You're wrong. Bankruptcy judges reassign contracts and blue pencil them to achieve that all the time. The franchise would not cease to exist, its ownership would just change, and the creditor's committee, not the mlb would have the most say.
While you are correct that certain contracts may be restructured in bankruptcy court, but incorrect in the assumption that it also applied to franchise agreements. That, or perhaps you are confusing the "franchise" as in Florida Marlins Baseball Club, LLC with the franchise agreement, which allows Florida Marlins Baseball Club LLC to utilize certain assets of MLB. The franchise, as in team, can be assigned in cases outside of MLB (antitrust prevents such action), but not the franchise agreement without consent of the franchiser.
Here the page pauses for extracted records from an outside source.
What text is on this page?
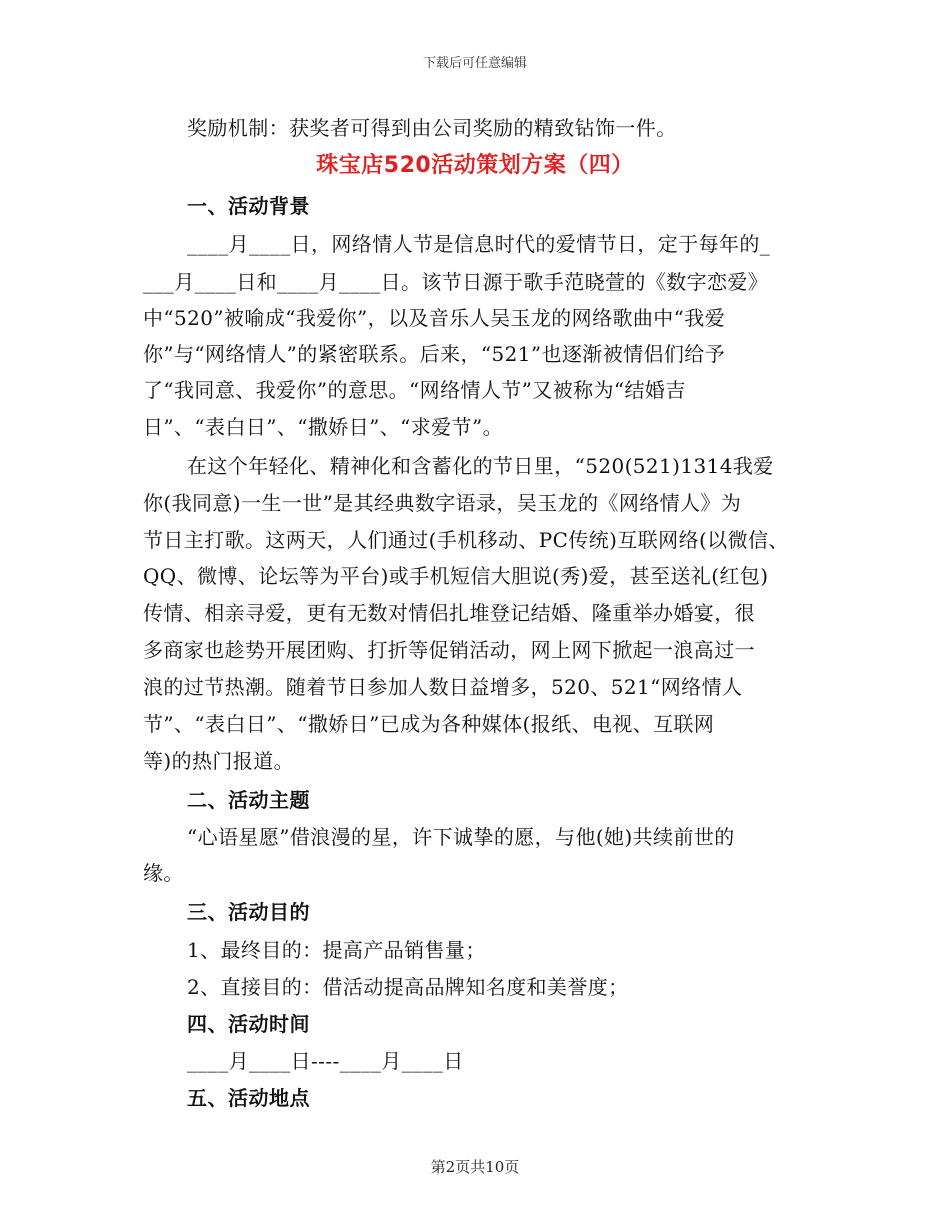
下载后可任意编辑
奖励机制：获奖者可得到由公司奖励的精致钻饰一件。
珠宝店520活动策划方案（四）
一、活动背景
____月____日，网络情人节是信息时代的爱情节日，定于每年的_
___月____日和____月____日。该节日源于歌手范晓萱的《数字恋爱》
中“520”被喻成“我爱你”，以及音乐人吴玉龙的网络歌曲中“我爱
你”与“网络情人”的紧密联系。后来，“521”也逐渐被情侣们给予
了“我同意、我爱你”的意思。“网络情人节”又被称为“结婚吉
日”、“表白日”、“撒娇日”、“求爱节”。
在这个年轻化、精神化和含蓄化的节日里，“520(521)1314我爱
你(我同意)一生一世”是其经典数字语录，吴玉龙的《网络情人》为
节日主打歌。这两天，人们通过(手机移动、PC传统)互联网络(以微信、
QQ、微博、论坛等为平台)或手机短信大胆说(秀)爱，甚至送礼(红包)
传情、相亲寻爱，更有无数对情侣扎堆登记结婚、隆重举办婚宴，很
多商家也趁势开展团购、打折等促销活动，网上网下掀起一浪高过一
浪的过节热潮。随着节日参加人数日益增多，520、521“网络情人
节”、“表白日”、“撒娇日”已成为各种媒体(报纸、电视、互联网
等)的热门报道。
二、活动主题
“心语星愿”借浪漫的星，许下诚挚的愿，与他(她)共续前世的
缘。
三、活动目的
1、最终目的：提高产品销售量；
2、直接目的：借活动提高品牌知名度和美誉度；
四、活动时间
____月____日----____月____日
五、活动地点
第2页共10页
In such cases, such a business without a franchise agreement becomes worthless.
With regard to MLB, thanks to the antitrust exemption, no court has any say in any action regarding the who owns an MLB franchise. Even an existing owner cannot choose who to sell to without consent of MLB, and MLB has, under Selig, often turned down the highest bidder (Red Sox and Dodgers perhaps being the most notable), or, in the case of the Twins, prevented the sales altogether. Further, the exemption gives MLB the right to at any time, even on whim, terminate a franchise agreement and contract a team unless such action is expressly prohibited by the CBA (MLB and MLBPA agreed in 1994-95 to remove labor relations, and thus the CBA, from the antitrust exemption). In the case of bankruptcy, as noted in an earlier post, MLB can eliminate a franchise and not violate the CBA, and there is nothing any court can do about it under the antitrust exemption.
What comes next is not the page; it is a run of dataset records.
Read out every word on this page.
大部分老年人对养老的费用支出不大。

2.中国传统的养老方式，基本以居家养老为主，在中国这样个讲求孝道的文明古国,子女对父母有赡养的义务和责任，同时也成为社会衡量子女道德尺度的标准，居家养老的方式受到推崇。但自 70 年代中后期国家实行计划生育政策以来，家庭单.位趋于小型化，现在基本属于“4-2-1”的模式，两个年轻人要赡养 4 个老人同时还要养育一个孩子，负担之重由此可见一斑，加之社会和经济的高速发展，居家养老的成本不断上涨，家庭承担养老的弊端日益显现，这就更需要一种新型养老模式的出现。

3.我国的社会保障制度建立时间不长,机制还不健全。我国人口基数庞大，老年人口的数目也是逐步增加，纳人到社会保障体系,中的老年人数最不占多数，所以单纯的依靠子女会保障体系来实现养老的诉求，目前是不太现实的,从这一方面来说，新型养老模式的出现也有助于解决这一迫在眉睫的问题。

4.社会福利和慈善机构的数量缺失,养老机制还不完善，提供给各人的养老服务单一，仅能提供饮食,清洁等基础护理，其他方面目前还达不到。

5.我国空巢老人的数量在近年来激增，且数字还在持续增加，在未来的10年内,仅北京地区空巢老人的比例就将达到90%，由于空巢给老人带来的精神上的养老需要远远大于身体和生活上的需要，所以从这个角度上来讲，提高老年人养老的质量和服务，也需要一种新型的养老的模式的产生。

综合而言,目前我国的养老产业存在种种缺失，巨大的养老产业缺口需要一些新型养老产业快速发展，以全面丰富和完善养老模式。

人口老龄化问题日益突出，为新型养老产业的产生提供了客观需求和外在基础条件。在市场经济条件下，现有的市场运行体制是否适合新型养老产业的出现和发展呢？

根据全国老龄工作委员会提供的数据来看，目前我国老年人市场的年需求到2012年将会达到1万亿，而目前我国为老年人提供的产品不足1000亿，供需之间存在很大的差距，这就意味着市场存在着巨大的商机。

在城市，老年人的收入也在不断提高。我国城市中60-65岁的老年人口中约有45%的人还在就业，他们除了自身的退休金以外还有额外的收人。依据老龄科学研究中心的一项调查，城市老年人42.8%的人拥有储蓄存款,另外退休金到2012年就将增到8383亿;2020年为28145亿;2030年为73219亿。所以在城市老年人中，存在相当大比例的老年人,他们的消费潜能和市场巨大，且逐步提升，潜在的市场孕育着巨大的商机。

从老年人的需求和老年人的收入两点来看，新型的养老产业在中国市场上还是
Even without contraction, with the antitrust exemption MLB can at any force out an owner either by forcing a sale to another party (the Reds being taken from Marge Schott, though officially a "voluntary" sale), take over the team itself for a price it determines (Expos), or suspend an owner from operations (Steinbrenner when convicted of illegal campaign contributions to Nixon and obstruction of justice). Of course, as a practical matter, such actions would today likely bring a suit to remove the antitrust exemption. While that may sound good to some, supposedly it would also likely kill off the minor league farm systems as we know them as MLB teams would lose reserve rights to minor league players. Then again, that could mean Nats could bring up any minor leaguer to fill a hole on the MLB roster. I guess the minor league would become to MLB as the CFL is to the NFL.
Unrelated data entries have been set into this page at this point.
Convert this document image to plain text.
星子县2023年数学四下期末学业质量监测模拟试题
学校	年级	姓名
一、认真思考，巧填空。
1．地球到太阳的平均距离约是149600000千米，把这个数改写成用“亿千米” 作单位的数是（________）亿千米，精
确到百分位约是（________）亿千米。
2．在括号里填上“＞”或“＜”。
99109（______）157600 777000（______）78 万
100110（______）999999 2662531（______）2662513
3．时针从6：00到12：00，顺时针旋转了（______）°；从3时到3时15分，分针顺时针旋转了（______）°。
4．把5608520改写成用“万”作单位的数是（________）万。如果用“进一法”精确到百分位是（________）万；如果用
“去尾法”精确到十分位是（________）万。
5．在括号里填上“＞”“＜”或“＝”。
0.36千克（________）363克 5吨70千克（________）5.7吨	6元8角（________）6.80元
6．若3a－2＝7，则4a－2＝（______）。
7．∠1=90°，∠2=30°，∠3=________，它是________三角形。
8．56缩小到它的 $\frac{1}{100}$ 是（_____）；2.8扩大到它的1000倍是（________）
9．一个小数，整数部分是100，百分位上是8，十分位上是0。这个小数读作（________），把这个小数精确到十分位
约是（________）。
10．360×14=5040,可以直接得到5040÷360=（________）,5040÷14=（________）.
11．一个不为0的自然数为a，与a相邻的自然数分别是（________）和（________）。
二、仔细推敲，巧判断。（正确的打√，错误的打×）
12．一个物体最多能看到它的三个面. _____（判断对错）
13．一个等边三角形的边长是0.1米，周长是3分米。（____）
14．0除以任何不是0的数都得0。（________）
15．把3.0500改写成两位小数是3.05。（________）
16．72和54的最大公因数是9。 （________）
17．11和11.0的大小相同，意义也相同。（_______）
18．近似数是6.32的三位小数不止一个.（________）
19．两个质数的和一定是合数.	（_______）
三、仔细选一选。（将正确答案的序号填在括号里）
Outside of MLB, you first need to understand that a franchise agreement is similar to a lease agreement, except franchisers have even more rights than leasers under bankruptcy law. The assets and rights thereto provided in a franchise agreement belong to the franchiser, and the franchisee has temporary and restricted rights to use those assets, which are generally intangible in nature. To the franchisee, the franchise agreement is not an asset, but instead more similar to a debt obligation. In fact, MLBs D&B listing is as
Lessors of Nonfinancial Intangible Assets. The franchiser is the sole and exclusive owner of the assets. Since 1979, certain aspects of bankruptcy enabled the franchiser to terminate the franchise agreement as in 1979, franchise agreements have fallen under the FTC. As a result, there is a document called the Financial Disclosure Document (FDD) that is part of all franchise agreements, which contains mandatory items for franchise agreements and renewals. Even prior to 1979, the courts did not have power to assign a franchise agreement if the franchiser did not desire to do so. Since 1979, however, the franchiser is enabled to terminate the agreement upon the filing for bankruptcy (or any other "good cause") of the business operating under the franchise agreement, or its owner. In some states (not sure about NY - under whose laws all MLB franchises are subject), it also includes bankruptcies of any businesses in which the owner is an officer or director, or has a significant investment. In many (ludicrous) instances, "good cause" has even been interpreted as high profitability of all things, and the franchiser was permitted to terminate the agreement, take over the operation, and pocket all the profits.